The same code, with `client = instructor.from_anthropic(...)`, works against Claude without modification.[^14][^11]

## Provider integrations

Instructor advertises support for 15-plus providers; the integrations page enumerates more than 20 by mid-2026.[^6]

| Category | Providers |
| --- | --- |
| Frontier API providers | OpenAI, [Anthropic](/wiki/anthropic), [Google Gemini](/wiki/gemini), [Google GenAI](/wiki/gemini), [Vertex AI](/wiki/google_vertex_ai), xAI |
| Enterprise clouds | Azure OpenAI, [Amazon Bedrock](/wiki/amazon_bedrock), Writer, SambaNova |
| Specialty inference | [Groq](/wiki/groq_hardware), [Cerebras](/wiki/cerebras), [Fireworks AI](/wiki/fireworks_ai), [Together AI](/wiki/together_ai) |
| Other commercial models | [Cohere](/wiki/cohere), [Mistral AI](/wiki/mistral), [DeepSeek](/wiki/deepseek), Perplexity |
| Local and self-hosted | [Ollama](/wiki/ollama), llama-cpp-python, [vLLM](/wiki/vllm) (via OpenAI-compatible endpoint) |
| Routers | LiteLLM, OpenRouter |

In practice the easiest way to use any of these is `instructor.from_provider("provider/model")`; the library reads the provider segment, imports the relevant SDK (which must already be installed via the matching extra such as `instructor[anthropic]` or `instructor[google-genai]`), picks a default `Mode`, and returns a wrapped client.[^15][^6] Every integration supports `response_model`, validation-feedback retries, hooks, and at least basic streaming; some, notably Anthropic, also expose provider-specific options such as the `thinking` extended-reasoning parameter, prompt caching, and parallel tool calling.[^11]

## Internals

Although Instructor's public surface is small, its internal pipeline has several distinct stages, and understanding them helps explain why the library is positioned as a thin wrapper rather than a framework.[^11][^2]

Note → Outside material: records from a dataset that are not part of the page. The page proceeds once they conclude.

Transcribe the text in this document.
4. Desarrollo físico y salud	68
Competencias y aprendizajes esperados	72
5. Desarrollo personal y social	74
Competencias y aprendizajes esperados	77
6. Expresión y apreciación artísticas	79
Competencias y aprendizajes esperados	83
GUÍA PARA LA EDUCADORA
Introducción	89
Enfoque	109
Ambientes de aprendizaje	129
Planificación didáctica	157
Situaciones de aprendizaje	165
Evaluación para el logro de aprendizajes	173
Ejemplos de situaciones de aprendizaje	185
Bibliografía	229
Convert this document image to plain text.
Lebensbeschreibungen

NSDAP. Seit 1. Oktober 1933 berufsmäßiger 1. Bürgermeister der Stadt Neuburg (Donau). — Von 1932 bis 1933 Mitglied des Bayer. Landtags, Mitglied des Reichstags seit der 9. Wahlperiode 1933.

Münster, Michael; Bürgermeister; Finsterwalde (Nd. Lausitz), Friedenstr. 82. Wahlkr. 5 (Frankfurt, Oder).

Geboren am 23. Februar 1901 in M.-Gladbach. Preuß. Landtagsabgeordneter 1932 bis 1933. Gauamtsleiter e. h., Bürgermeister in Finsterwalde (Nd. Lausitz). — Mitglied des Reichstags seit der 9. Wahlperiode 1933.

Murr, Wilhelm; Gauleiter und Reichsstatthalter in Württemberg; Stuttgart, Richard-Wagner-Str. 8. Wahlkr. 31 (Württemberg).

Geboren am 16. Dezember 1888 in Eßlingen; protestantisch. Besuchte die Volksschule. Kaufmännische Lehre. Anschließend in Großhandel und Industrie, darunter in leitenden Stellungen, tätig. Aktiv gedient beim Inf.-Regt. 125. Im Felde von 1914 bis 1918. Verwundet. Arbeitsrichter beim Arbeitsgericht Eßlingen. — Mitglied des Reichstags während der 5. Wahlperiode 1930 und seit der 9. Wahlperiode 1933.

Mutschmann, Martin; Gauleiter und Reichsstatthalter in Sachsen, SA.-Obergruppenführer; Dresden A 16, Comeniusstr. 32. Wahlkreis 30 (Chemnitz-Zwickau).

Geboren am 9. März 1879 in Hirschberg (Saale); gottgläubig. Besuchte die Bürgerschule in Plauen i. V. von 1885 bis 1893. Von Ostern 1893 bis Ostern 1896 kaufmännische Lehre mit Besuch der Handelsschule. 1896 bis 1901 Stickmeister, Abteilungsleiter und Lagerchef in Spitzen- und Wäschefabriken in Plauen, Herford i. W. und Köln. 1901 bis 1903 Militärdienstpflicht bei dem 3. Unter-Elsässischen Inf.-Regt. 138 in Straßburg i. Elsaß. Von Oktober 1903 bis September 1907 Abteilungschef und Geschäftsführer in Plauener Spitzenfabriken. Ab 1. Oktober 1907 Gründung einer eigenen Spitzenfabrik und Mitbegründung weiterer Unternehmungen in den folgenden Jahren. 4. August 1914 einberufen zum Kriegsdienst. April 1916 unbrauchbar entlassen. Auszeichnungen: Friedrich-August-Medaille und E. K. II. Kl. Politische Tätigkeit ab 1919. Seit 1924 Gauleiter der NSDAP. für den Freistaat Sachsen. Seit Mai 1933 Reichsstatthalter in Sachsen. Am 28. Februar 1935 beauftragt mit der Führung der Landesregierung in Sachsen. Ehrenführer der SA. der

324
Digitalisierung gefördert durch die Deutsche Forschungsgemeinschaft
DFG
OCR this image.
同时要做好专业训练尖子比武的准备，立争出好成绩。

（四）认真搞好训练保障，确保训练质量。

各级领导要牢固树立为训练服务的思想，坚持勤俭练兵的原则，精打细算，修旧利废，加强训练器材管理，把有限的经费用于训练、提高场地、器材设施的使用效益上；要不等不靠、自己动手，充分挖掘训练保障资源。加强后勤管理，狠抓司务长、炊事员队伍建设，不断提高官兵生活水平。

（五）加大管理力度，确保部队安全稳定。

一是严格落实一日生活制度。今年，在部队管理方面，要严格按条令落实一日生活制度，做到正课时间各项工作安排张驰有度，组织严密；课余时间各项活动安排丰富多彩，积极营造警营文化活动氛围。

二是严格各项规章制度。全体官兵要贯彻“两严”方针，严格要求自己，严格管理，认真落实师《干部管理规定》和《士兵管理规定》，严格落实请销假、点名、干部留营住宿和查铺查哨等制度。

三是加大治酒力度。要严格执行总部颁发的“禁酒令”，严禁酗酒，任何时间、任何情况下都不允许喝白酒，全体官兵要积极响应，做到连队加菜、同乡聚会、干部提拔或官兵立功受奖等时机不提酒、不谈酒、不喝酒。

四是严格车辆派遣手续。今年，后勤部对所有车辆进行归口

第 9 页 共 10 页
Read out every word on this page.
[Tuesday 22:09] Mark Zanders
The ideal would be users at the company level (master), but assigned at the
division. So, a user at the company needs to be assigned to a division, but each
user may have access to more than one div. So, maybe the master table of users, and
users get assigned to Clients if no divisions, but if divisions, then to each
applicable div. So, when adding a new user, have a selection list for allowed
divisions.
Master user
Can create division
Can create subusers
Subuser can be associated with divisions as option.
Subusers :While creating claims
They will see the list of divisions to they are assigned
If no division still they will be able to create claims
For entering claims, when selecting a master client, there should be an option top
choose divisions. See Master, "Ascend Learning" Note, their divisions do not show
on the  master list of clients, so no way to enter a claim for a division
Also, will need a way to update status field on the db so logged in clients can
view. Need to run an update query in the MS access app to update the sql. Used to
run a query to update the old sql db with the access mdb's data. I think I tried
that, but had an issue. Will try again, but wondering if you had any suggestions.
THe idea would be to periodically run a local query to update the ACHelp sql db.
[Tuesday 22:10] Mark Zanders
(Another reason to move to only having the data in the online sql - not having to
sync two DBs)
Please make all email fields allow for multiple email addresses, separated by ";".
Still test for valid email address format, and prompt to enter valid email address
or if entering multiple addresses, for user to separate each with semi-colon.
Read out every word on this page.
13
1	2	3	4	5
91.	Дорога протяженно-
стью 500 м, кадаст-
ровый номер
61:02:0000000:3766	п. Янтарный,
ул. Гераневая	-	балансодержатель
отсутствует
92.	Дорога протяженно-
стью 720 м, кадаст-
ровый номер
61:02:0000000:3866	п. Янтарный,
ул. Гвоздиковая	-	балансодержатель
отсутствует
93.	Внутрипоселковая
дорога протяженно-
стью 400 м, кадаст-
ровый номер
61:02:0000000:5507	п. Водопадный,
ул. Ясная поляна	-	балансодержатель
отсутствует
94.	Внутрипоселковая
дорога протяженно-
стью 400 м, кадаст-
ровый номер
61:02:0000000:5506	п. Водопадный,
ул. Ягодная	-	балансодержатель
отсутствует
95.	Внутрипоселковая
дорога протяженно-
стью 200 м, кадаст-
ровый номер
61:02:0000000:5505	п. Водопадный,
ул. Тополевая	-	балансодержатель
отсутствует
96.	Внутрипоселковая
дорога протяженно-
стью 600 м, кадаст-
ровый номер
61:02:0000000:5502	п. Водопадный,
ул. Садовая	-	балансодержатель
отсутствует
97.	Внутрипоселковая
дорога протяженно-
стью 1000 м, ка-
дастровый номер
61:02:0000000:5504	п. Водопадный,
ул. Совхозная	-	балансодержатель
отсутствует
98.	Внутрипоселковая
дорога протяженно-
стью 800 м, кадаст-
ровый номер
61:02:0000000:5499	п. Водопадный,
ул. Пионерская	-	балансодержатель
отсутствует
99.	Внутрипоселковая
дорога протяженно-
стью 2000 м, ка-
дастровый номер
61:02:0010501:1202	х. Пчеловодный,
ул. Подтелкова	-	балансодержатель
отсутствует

1. **Schema generation.** When `response_model` is bound to a `BaseModel` subclass, Instructor calls Pydantic's `model_json_schema()` and post-processes the result so that it conforms to provider-specific quirks. OpenAI tool schemas require `additionalProperties: false` and disallow some keywords; Anthropic's tools accept a richer schema but reject certain `oneOf` constructs; Gemini has its own JSON-schema dialect. Each provider plugin owns its translation.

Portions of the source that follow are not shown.